MEA culpa. I like to think I always act with professionalism and ethics, but sometimes, just sometimes, I can understand why people rate journalists even lower than admen.

Sometimes we just get things wrong. But I can say in all honesty, at B&T at least, this is never because we have any barrow to push, and there isn’t any excuse for error.

Last week I wrote a story about the launch of Group M’s third agency arm Maxus—for this market, essentially a rebranding of Maximize—and estimated the group controlled about $1bn in media billings. The story also said this made the group the largest media group in Australia. It should have said it made the group one of the largest in Australia.

That error aside, the billings estimate was based on figures B&T had on record, supplied to us by the media agencies, and it was a conservative estimate based on those figures.

But the real point of this column is media billings.

Naturally, and justifiably enough, a Group M competitor contacted me to refute the billings estimate. Fair enough.

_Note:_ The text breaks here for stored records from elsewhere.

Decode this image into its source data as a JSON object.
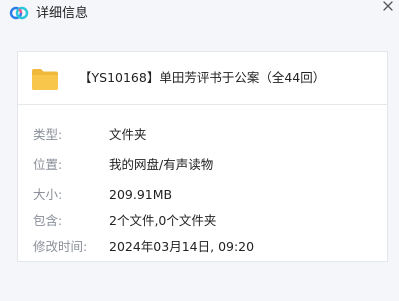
{
  "window": {
    "title": "详细信息",
    "logo_icon": "cloud-logo-icon",
    "close_icon": "close-icon"
  },
  "file": {
    "icon": "folder-icon",
    "name": "【YS10168】单田芳评书于公案（全44回）"
  },
  "details": [
    {
      "label": "类型:",
      "value": "文件夹"
    },
    {
      "label": "位置:",
      "value": "我的网盘/有声读物"
    },
    {
      "label": "大小:",
      "value": "209.91MB"
    },
    {
      "label": "包含:",
      "value": "2个文件,0个文件夹"
    },
    {
      "label": "修改时间:",
      "value": "2024年03月14日, 09:20"
    }
  ],
  "colors": {
    "background": "#f4f6fa",
    "folder": "#f8c64a",
    "logo_blue": "#2b7de9",
    "logo_cyan": "#29c6d8",
    "logo_pink": "#f25a8c"
  }
}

We all know Nielsen Ad Ex collects the data—which it doesn’t release to the industry (although it says it is considering doing so)—giving an independent view of what agencies really bill, and at the very least a much more realistic estimate. This data has made its way into industry hands, however, which is great in terms of clarifying the debate about billings.

The competitor’s beef was that claims of agencies being the largest, or billing the most (and they all do it, just look at their pitch documents), “confuses the clients”. Does it really?

Are consumers confused when this or that washing liquid’s advertising says it’s the best and will give you the brightest whites?

I thought long and hard about the issue of what media agencies actually bill and what they say they do—it’s been a vexed one to say the least—and my conclusion is this: unless agencies are prepared to be upfront and stop inflating billings, they really have no right to complain.

I refer to no agency in particular, but to the whole industry, which is so obsessed with one-upmanship—usually manifested through shrill phone calls to journalists.

The agencies had an easy out this year in B&T s income and billings issue, declining to comment on billings because of the Sarbanes-Oxley law passed in the USCongress prohibiting public companies from disclosing billings.

The real issue apart from billings estimates is, of course, what will happen to the negotiating groups. With MIMO losing the considerable bulk of Optimedia, which defected to Equmedia, it’s hard to see it continuing to have much power in the market.

And with Starcom and Optimedia banding together for Publicis in the Australian market, it’s not a stretch to think the Equmedia model as it stands (with WPP agencies Mediaedge:cia and Mindshare) isn’t long for this world.

Until an independent measure of media billings is provided to the whole industry, perhaps it’s best not to speak in terms of billings at all… and anyway, my phone will be off the hook.